Instrumen hukum utama dalam hukum angkasa adalah Outer Space Treaty 1967 yang ditandatangani di bawah naungan PBB. Perjanjian ini melarang penempatan senjata pemusnah massal di ruang angkasa, melarang klaim kedaulatan atas benda langit, dan mewajibkan negara bertanggung jawab atas kegiatan antariksa yang dilakukan baik oleh badan pemerintah maupun non-pemerintah.
Indonesia telah mengatur kegiatan keantariksaan melalui UU No. 21 Tahun 2013 tentang Keantariksaan.
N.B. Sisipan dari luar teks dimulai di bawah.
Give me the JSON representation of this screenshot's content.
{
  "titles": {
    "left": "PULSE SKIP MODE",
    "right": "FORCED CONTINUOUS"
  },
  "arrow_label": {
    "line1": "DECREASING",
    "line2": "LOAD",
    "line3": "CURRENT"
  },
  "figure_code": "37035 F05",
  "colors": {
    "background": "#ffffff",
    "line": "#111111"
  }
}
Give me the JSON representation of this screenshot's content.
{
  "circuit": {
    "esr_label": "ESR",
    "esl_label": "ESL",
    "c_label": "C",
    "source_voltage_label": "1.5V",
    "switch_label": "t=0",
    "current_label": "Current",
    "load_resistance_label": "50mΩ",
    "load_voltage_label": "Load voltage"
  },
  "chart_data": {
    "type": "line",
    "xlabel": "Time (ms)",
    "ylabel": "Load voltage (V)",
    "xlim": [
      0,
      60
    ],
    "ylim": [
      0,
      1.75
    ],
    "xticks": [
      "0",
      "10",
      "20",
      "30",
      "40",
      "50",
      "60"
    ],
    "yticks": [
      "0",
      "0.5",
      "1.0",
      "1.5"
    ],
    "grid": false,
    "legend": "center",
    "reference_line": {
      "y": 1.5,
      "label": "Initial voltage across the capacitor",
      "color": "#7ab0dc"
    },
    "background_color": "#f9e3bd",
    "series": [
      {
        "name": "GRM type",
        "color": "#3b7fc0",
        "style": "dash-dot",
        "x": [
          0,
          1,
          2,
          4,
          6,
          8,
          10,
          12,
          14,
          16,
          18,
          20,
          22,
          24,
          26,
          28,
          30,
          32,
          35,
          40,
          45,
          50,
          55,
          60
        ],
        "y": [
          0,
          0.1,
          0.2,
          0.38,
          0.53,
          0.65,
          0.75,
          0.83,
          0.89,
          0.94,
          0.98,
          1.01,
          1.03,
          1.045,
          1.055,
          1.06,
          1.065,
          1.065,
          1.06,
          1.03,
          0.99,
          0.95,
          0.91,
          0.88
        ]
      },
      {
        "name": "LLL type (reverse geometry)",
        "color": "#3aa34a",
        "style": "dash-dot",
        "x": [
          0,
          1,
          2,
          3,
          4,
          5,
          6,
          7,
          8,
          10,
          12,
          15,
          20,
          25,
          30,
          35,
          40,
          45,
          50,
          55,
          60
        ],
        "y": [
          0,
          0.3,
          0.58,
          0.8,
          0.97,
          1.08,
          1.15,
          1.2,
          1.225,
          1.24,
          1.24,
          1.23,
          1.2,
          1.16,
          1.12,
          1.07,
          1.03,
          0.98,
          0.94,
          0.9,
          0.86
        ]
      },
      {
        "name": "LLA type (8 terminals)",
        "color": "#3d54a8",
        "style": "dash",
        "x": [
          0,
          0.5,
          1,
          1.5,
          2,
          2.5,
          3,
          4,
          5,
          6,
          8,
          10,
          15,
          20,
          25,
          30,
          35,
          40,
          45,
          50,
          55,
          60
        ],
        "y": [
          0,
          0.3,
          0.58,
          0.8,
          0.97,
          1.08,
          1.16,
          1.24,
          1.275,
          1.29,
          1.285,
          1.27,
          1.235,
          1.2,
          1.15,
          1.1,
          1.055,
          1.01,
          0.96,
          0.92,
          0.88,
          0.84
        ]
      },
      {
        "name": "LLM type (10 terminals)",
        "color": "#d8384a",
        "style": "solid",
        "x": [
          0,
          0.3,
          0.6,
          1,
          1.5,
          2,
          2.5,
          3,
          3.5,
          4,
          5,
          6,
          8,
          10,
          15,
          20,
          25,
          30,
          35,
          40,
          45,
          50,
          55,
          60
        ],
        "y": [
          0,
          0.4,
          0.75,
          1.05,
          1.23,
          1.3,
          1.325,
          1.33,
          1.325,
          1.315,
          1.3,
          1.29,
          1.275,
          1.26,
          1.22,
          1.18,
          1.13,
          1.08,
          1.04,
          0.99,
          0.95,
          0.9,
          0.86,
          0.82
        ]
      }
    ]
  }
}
Indonesia juga memiliki kepentingan strategis terkait posisi orbit geostasioner di atas wilayah khatulistiwa, yang menjadi perdebatan dalam hukum angkasa internasional antara prinsip kedaulatan dan prinsip kebebasan penggunaan ruang angkasa.
Contoh Kasus
Indonesia bersama negara-negara khatulistiwa lainnya pernah mengeluarkan Deklarasi Bogota 1976 yang mengklaim kedaulatan atas segmen orbit geostasioner di atas wilayah masing-masing. Meskipun klaim ini tidak diterima secara universal dalam hukum internasional, deklarasi ini menunjukkan pentingnya isu hukum angkasa bagi negara-negara khatulistiwa.
LAPAN (kini menjadi bagian BRIN) sebagai lembaga keantariksaan Indonesia telah meluncurkan beberapa satelit, termasuk satelit LAPAN-A1 dan LAPAN-A2. Kegiatan peluncuran dan pengoperasian satelit ini tunduk pada ketentuan hukum angkasa internasional, termasuk kewajiban pendaftaran pada PBB sesuai Registration Convention 1975.